We wish to prove that
n & (n-1) == 0
if and only if n is a power of 2.
We may assume that n is an integer greater than 1. (In fact, I will use this assumption to obtain a contraction.)
If n is a power of 2, its binary representation has 1 at bit-offset
p = log2(n)
and 0s at all lower-order bit positions j, j < p. Moreover, since (n-1)+1 = n, n-1 must have 1's at all bit offsets j, 0 <= j < p.
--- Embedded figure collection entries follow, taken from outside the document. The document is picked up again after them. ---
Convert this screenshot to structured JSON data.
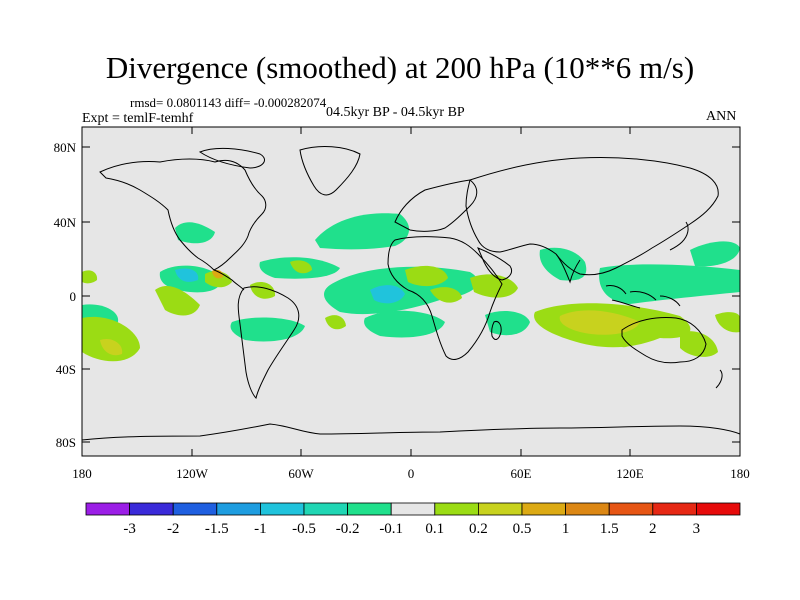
{
  "title": "Divergence (smoothed) at 200 hPa (10**6 m/s)",
  "stats": "rmsd= 0.0801143 diff= -0.000282074",
  "expt": "Expt = temlF-temhf",
  "period": "04.5kyr BP - 04.5kyr BP",
  "season": "ANN",
  "lat_labels": [
    "80N",
    "40N",
    "0",
    "40S",
    "80S"
  ],
  "lon_labels": [
    "180",
    "120W",
    "60W",
    "0",
    "60E",
    "120E",
    "180"
  ],
  "colorbar": {
    "labels": [
      "-3",
      "-2",
      "-1.5",
      "-1",
      "-0.5",
      "-0.2",
      "-0.1",
      "0.1",
      "0.2",
      "0.5",
      "1",
      "1.5",
      "2",
      "3"
    ],
    "colors": [
      "#9b1ee6",
      "#3a2ad9",
      "#1f5fe0",
      "#1e9de0",
      "#20c3dc",
      "#20d6b4",
      "#20e08c",
      "#e6e6e6",
      "#9bdc14",
      "#c8d21e",
      "#dcaa14",
      "#dc8714",
      "#e65514",
      "#e62814",
      "#e60a0a"
    ]
  },
  "colors": {
    "land_fill": "#e6e6e6",
    "coastline": "#000000",
    "pos_weak": "#9bdc14",
    "pos_mid": "#c8d21e",
    "neg_weak": "#20e08c",
    "neg_mid": "#20c3dc"
  }
}
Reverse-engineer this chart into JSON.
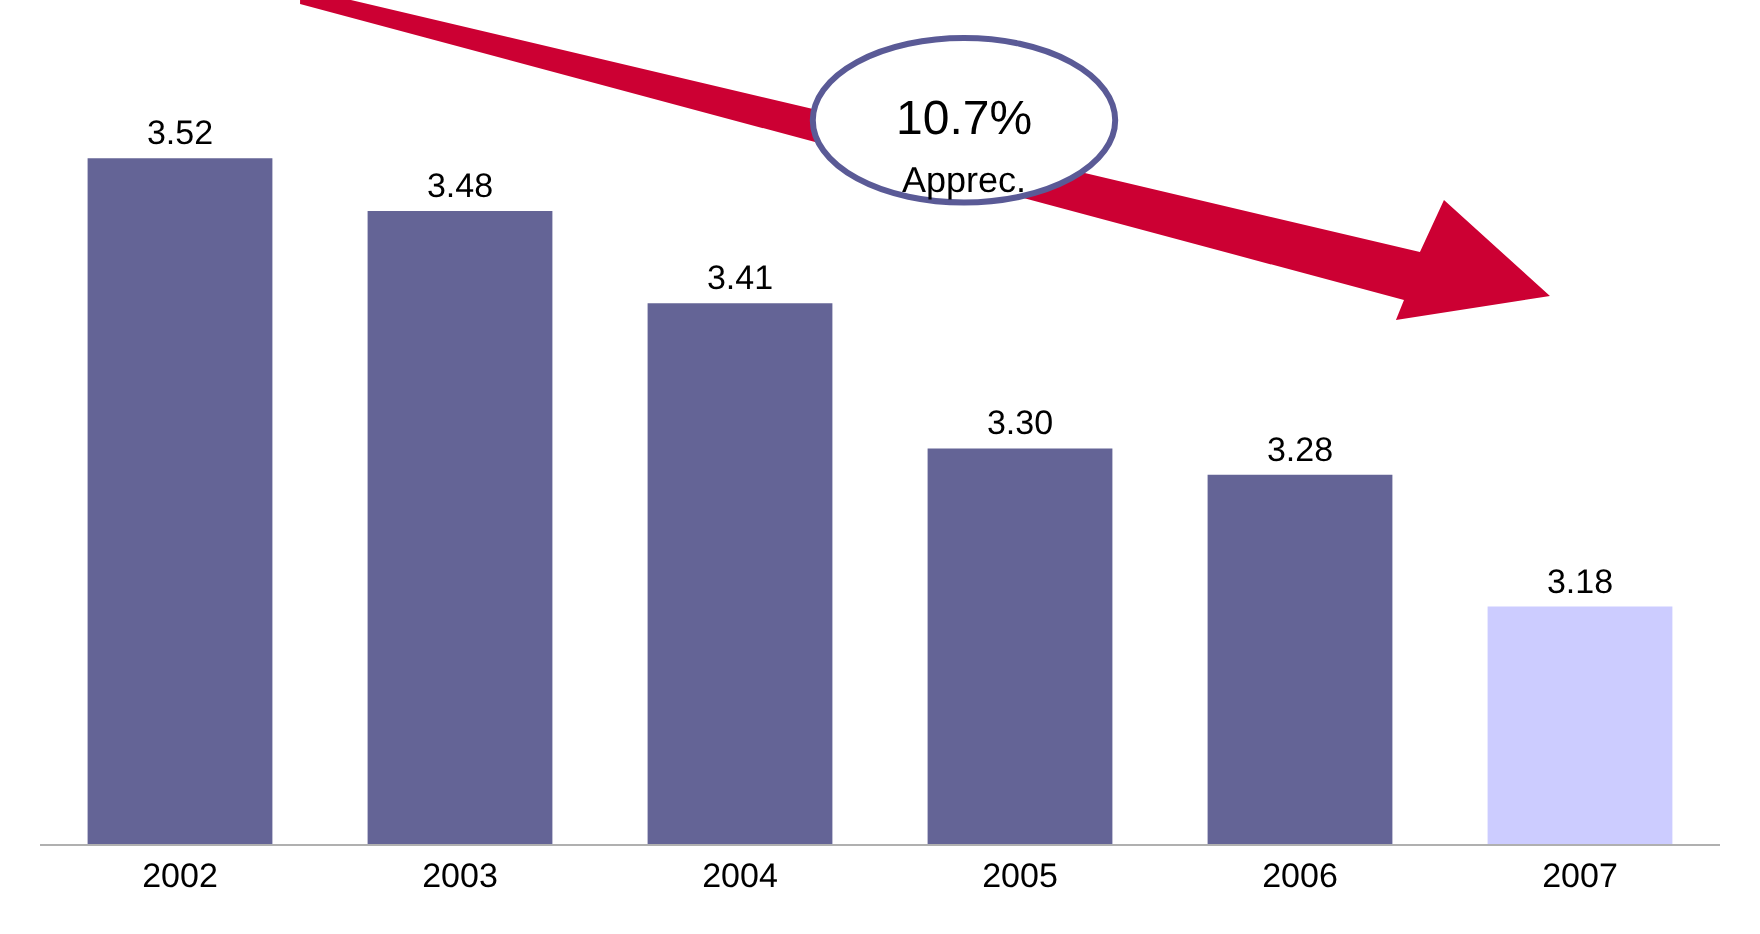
{
  "chart_data": {
    "type": "bar",
    "categories": [
      "2002",
      "2003",
      "2004",
      "2005",
      "2006",
      "2007"
    ],
    "values": [
      3.52,
      3.48,
      3.41,
      3.3,
      3.28,
      3.18
    ],
    "colors": [
      "#646496",
      "#646496",
      "#646496",
      "#646496",
      "#646496",
      "#ccccff"
    ],
    "ylim": [
      3.0,
      3.64
    ],
    "tick_labels": "x",
    "value_labels": [
      "3.52",
      "3.48",
      "3.41",
      "3.30",
      "3.28",
      "3.18"
    ],
    "data_labels": true,
    "annotations": [
      "10.7%",
      "Apprec."
    ]
  }
}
Therefore,
n & (n-1) == 0
It remains to prove that if n is not a power of 2 and
n & m == 0
then m != n-1. I assume that m = n-1 and will obtain a contraction, thereby completing the proof.
n's most significant bit is of course 1. Since n is not a power of 2, n has at least one other bit equal to 1. Among those 1-bits, consider the one at the most significant bit position j.
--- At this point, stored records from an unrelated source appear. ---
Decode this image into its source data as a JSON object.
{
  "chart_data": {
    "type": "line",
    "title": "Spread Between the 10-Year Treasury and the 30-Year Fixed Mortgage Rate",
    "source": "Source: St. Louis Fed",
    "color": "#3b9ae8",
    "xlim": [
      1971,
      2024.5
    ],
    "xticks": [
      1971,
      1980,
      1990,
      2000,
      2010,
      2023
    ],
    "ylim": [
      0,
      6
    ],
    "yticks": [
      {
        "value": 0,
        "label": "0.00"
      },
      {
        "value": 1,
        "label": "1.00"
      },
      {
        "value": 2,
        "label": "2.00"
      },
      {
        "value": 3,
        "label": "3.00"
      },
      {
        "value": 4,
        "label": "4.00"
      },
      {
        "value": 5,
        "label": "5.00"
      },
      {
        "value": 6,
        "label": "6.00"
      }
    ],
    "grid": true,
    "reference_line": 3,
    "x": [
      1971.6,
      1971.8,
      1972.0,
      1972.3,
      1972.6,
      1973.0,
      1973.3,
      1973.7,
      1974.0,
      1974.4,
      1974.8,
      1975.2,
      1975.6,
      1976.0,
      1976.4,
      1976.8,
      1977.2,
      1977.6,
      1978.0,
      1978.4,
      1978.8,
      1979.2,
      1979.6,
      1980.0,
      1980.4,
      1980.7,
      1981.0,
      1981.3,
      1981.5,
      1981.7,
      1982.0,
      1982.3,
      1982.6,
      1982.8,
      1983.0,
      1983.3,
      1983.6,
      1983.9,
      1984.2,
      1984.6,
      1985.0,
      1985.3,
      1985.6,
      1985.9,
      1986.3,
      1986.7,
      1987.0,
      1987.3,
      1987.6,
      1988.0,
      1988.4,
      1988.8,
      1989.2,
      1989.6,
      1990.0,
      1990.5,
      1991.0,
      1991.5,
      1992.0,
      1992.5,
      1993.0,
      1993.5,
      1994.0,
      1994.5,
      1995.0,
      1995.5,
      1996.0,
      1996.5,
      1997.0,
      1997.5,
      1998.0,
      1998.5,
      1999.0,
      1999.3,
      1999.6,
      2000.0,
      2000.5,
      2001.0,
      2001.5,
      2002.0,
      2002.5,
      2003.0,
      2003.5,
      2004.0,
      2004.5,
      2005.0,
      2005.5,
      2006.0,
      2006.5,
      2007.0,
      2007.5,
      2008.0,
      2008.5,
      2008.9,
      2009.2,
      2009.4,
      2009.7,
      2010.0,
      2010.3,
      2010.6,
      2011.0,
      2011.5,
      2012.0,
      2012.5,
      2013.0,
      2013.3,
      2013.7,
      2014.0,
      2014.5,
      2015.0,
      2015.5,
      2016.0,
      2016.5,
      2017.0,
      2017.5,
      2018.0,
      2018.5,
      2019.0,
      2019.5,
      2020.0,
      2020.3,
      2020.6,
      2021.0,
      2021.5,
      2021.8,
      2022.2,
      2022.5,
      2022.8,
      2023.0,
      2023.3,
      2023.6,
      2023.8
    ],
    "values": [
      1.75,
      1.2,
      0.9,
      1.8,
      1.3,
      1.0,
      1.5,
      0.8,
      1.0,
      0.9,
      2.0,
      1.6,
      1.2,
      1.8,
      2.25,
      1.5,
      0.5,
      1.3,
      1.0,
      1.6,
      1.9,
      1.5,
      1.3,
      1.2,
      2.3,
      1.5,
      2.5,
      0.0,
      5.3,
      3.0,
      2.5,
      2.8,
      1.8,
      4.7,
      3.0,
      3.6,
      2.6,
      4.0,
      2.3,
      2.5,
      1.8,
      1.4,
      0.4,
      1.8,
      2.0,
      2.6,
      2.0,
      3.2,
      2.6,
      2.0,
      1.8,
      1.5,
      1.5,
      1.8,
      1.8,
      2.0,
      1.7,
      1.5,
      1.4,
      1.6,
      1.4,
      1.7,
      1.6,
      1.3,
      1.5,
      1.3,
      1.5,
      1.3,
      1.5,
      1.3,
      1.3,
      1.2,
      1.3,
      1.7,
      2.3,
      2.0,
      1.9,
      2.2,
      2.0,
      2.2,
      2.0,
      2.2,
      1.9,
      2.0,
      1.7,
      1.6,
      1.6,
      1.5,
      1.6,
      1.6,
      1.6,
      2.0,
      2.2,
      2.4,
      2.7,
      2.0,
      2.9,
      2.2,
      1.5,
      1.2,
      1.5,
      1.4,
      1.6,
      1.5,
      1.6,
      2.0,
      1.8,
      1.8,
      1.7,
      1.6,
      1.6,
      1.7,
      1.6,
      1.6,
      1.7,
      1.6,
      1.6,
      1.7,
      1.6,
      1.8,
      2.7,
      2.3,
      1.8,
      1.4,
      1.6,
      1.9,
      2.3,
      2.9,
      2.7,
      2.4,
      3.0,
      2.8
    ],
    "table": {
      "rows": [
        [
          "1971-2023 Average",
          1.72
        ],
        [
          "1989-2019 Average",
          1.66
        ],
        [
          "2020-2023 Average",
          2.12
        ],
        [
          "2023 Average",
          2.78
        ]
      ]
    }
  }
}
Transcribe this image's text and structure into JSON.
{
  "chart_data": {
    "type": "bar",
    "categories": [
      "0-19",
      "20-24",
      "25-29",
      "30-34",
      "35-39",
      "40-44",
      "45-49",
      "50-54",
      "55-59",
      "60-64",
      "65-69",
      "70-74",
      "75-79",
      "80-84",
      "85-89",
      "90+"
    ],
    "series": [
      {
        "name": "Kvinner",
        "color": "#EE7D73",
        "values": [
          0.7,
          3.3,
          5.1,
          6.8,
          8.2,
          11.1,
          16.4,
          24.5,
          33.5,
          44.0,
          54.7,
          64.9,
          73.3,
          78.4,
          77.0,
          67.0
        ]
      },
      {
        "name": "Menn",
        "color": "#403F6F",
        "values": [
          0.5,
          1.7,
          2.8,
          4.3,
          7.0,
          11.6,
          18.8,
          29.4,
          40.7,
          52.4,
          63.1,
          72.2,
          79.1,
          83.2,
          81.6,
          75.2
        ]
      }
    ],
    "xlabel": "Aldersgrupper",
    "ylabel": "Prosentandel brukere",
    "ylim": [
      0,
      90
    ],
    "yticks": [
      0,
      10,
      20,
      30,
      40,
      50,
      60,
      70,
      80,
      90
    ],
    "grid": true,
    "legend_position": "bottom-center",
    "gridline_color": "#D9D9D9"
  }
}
Since n & (n-1) == 0, n-1 must have a 0 at position j of its binary representation. When we add 1 to n-1, to make it equal n, it must have a 1 at offset j, meaning that n-1 must have 1's in all bit positions < j. Moreover, (n-1)+1 has zeroes in all bit positions < j after 1 is added. But since n = (n-1)+1, that can only be true if j == 0, since n & (n-1) == 0. Hence, for this to be true, n's most-significant and least-significant bits most both equal 1 and all other bits must equal zero. However, since n = (n-1)+1, that would imply n-1==0 and hence that n == 1, the needed contradiction.
(Whew! There's got to be an easier proof!)
The procedure for decreasing one from a binary number is, starting from the least significant bit:
if the bit is 0 - turn it into 1 and continue to the next significant bit
if the bit is 1 - turn it into 0 and stop.
This means that if there is more than one 1 digit in a number not all digits will be toggled (since you stopped before you got the most significant bit).
Let us say the first 1 in our number n is at position i. If we shift right the number n we'll get the part of the number which did not change when we decreased one, let's call that m. If we shift the number n-1 we should get the same number m, exactly because it is the part that did not change when we decreased one:
n >> i == m
(n - 1) >> i == m
Shifting right two numbers by the same amount will also shift right by the same amount the result of &ing them:
(n >> i) & ((n - 1) >> i) == 0 >> i
But 0 >> i is 0, no matter the i, so:
(n >> i) & ((n - 1) >> i) == 0
Let's put m where we know it is:
m & m == 0
But we also know that:
m & m == m # for any m
So m == 0!
Therefore n & (n - 1) == 0 if and only if there is at most one 1 bit in the number n.
The only numbers which have at most one 1 bit are all the (non-negative) powers of 2 (a leading 1 and a non-negative number of zeroes after it), and the number 0.
QED
In the case of a power of two, it takes the binary form of a single bit of value 1 followed by zeros. Any such value when decremented will take the form of a run of 1's, thus when using the bitwise-and, since it's necessarily less than the former, it will mask it out. E.g.
0b1000 & (0b1000 - 1) = 0b1000 & 0b111 = 0
So, anything (num - 1) might become, the key here is touching the highest bit of num, by decreasing it, we clear it out.
On the other hand, if a number is not a power of two, the result must be non-zero.
The reason behind is that the operation can always be carried without touching the highest bit, because there will always be a non-zero bit in the way, and so at least the highest bit makes it's way to the mask and will show up in the result.